Bundeswehr ist wieder übungstechnisch im Landkreis unterwegs

0
945

Gothaer Aufklärer auf Sieben-Kilometer-Lauf

Ein Sieben-Kilometer-Lauf erwartet am Freitag, 20. Mai, rund 200 Soldatinnen und Soldaten der Friedensteinkaserne vor dem Start ins Wochenende. Die Strecke führt sie durch die Fluren von Günthersleben-Wechmar und Seebergen; im Einsatz sind ferner zwei Radfahrzeuge.

Die Bevölkerung wird gebeten, sich von den übenden Truppen fernzuhalten. Für Rück- oder Anfragen von Bürgern stehen die Gemeinden, das Amt für Brand- und Katastrophenschutz, Tel. 03621 214-532 im Landratsamt Gotha oder das Landeskommando Thüringen unter der Rufnummer 0361 342-7135 zur Verfügung.

Nachtorientierungsmarsch auf dem Dienstplan

Ein Orientierungsmarsch führt 40 Gothaer Aufklärer in der Nacht vom 25. auf den 26. Mai in die Gemarkungen Hörselgau, Teutleben, Trügleben, Gotha-Sundhausen und Leina. Jäger werden deshalb um erhöhte Vorsicht gebeten. Begleitend sind auch drei Radfahrzeuge unterwegs.

Die Bevölkerung wird gebeten, sich von den übenden Truppen fernzuhalten. Für Rück- oder Anfragen von Bürgern stehen die Gemeinden, das Amt für Brand- und Katastrophenschutz, Tel. 03621 214-532 im Landratsamt Gotha oder das Landeskommando Thüringen unter der Rufnummer 0361 342-7135 zur Verfügung.

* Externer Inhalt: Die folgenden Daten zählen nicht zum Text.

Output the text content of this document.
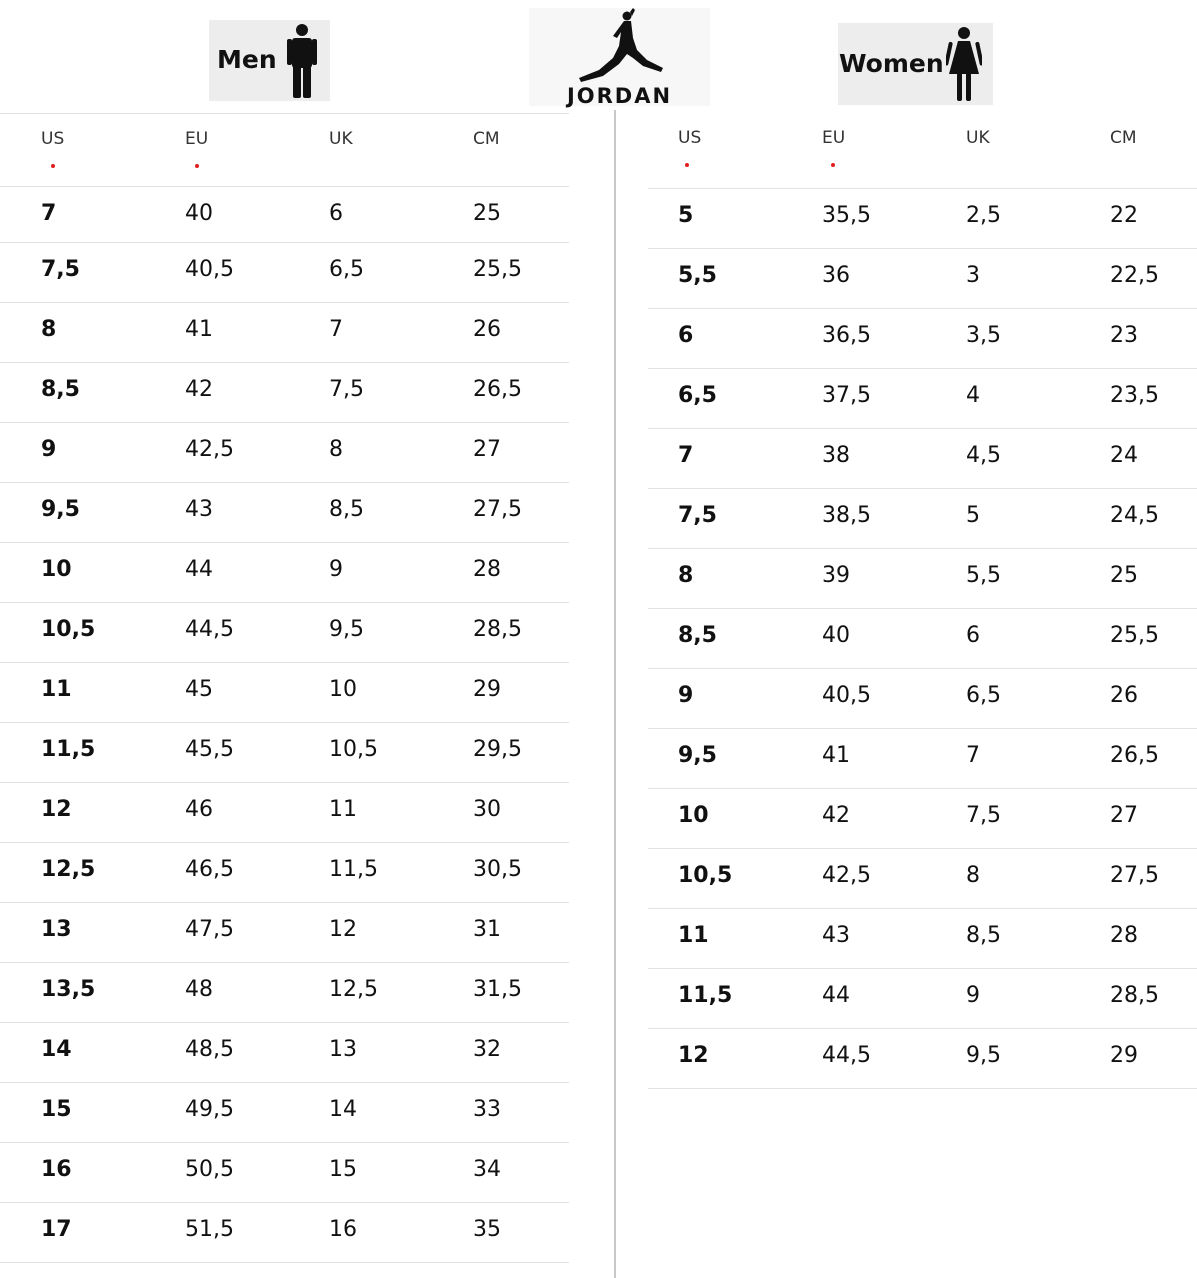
Men
JORDAN
Women
US	EU	UK	CM
7	40	6	25
7,5	40,5	6,5	25,5
8	41	7	26
8,5	42	7,5	26,5
9	42,5	8	27
9,5	43	8,5	27,5
10	44	9	28
10,5	44,5	9,5	28,5
11	45	10	29
11,5	45,5	10,5	29,5
12	46	11	30
12,5	46,5	11,5	30,5
13	47,5	12	31
13,5	48	12,5	31,5
14	48,5	13	32
15	49,5	14	33
16	50,5	15	34
17	51,5	16	35
US	EU	UK	CM
5	35,5	2,5	22
5,5	36	3	22,5
6	36,5	3,5	23
6,5	37,5	4	23,5
7	38	4,5	24
7,5	38,5	5	24,5
8	39	5,5	25
8,5	40	6	25,5
9	40,5	6,5	26
9,5	41	7	26,5
10	42	7,5	27
10,5	42,5	8	27,5
11	43	8,5	28
11,5	44	9	28,5
12	44,5	9,5	29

Leistungsmarsch auf der Standortstrecke

Um Bestzeiten auf der Standortstrecke wetteifern am Freitag, 27. Mai, 45 Soldatinnen und Soldaten des Gothaer Aufklärungsbataillons 13. Ihr Weg führt von der Kaserne durch die Gemarkung von Günthersleben-Wechmar bis zur Neuen Mühle unweit Schwabhausen.

Die Bevölkerung wird gebeten, sich von den übenden Truppen fernzuhalten. Für Rück- oder Anfragen von Bürgern stehen die Gemeinden, das Amt für Brand- und Katastrophenschutz, Tel. 03621 214-532 im Landratsamt Gotha oder das Landeskommando Thüringen unter der Rufnummer 0361 342-7135 zur Verfügung.

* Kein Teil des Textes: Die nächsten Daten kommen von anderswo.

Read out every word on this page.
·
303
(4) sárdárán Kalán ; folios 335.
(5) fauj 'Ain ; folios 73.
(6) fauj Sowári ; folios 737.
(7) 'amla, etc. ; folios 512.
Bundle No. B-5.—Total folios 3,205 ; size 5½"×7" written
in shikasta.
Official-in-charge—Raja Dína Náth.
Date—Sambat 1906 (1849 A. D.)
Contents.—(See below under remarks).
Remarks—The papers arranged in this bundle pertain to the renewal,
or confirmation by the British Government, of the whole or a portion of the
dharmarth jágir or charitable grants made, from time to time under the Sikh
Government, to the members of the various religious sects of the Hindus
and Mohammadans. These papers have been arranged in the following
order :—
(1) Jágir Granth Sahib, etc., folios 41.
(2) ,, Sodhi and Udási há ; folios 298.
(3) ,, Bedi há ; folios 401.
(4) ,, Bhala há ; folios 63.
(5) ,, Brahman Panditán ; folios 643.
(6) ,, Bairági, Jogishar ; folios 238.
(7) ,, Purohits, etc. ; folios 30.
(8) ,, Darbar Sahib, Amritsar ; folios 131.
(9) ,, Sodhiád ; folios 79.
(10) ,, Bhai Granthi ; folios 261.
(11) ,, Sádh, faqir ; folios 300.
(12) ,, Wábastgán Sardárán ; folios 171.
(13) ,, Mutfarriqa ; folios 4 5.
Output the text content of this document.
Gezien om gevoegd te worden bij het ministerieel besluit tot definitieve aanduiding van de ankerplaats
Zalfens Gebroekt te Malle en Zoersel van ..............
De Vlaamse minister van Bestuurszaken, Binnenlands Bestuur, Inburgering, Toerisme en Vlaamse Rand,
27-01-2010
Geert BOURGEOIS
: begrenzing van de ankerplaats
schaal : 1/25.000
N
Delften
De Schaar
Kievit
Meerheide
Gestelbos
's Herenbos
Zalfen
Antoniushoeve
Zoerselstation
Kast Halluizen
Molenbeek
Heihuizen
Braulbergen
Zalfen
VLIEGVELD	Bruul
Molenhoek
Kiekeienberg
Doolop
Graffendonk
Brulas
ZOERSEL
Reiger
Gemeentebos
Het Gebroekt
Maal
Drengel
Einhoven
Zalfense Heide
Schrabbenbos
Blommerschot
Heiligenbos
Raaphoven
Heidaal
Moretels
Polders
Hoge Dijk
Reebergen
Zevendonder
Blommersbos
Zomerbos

Zur Schadensabwicklung bei evtl. entstandenen Übungsschäden geben die Gemeinden und die Wehrbereichsverwaltung Ost, Prötzeler Chaussee 25, 15344 Strausberg, Dezernat III/1, nähere Auskünfte. Ersatz für Übungsschäden ist möglichst innerhalb von 14 Tagen nach Abschluss der betreffenden Übung bei der Wehrbereichsverwaltung Ost im oben genannten Dezernat geltend zu machen. Antragsformulare hierfür hält ebenfalls das Amt für Brand- und Katastrophenschutz bereit.